Many folks are puzzled by the fact that the non-Catholic Bible has seven fewer books in its Old Testament than the Catholic Bible. For an extensive discussion on this topic, watch this video from
Fr Martino:
The condensed version is:
In 2nd Century BC, Jewish scholars
translated the Hebrew Scriptures into Greek. Seven of the books were
originally written in Greek, not Hebrew, but the 70 rabbis doing the project
kept them anyway.
In 400 AD, St Jerome translated the
Bible into Latin (called the Vulgate version). He opined that only those
originally written in Hebrew should be part of the Canon, the other 7 should be
tossed out. St Augustine weighed in, and said no, we should retain them all.

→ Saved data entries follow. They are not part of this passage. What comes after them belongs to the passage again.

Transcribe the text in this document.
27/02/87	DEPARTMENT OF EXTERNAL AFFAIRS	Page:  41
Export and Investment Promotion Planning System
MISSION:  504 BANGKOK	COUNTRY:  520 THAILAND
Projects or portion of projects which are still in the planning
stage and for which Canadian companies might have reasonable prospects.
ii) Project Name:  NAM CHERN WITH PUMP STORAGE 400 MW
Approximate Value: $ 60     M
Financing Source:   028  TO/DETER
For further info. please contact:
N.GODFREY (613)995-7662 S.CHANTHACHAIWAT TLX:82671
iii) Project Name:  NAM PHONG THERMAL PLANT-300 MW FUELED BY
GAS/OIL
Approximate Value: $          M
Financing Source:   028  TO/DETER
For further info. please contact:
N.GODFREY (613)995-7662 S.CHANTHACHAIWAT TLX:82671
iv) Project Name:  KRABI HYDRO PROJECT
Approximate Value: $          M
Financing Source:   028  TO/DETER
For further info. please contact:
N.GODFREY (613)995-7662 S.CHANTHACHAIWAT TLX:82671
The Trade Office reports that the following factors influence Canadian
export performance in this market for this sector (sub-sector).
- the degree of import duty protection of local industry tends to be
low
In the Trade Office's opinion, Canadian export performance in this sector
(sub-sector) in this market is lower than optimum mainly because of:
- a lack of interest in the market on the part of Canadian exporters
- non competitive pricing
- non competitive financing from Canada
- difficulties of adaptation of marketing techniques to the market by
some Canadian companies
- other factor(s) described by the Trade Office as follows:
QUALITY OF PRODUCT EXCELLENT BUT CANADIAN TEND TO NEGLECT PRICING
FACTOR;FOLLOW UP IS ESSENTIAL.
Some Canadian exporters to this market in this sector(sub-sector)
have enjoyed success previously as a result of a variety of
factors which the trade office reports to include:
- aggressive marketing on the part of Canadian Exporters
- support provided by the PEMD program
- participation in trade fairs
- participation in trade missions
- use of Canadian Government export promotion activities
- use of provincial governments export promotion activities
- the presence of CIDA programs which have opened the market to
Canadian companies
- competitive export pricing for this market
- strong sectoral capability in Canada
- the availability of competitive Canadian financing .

The Council of Hippo in 393 confirmed that all 46 OT books shall remain in the
Canon.
During the
reformation, Martin Luther raised the issue again, and said the 7 Greek books
should be dropped. A few years later, the Council of Trent reaffirmed the
Church's Canon of 46 OT books. Luther & his followers decided to stick with
only 39 books in their OT. So, today we have 2 separate versions of the OT.
3 comments:
Love that you post this info. Some I knew, some long forgotten, and some never knew.
Great Homily Ken!
Thanks, Bob. Great to have you back in the diocese!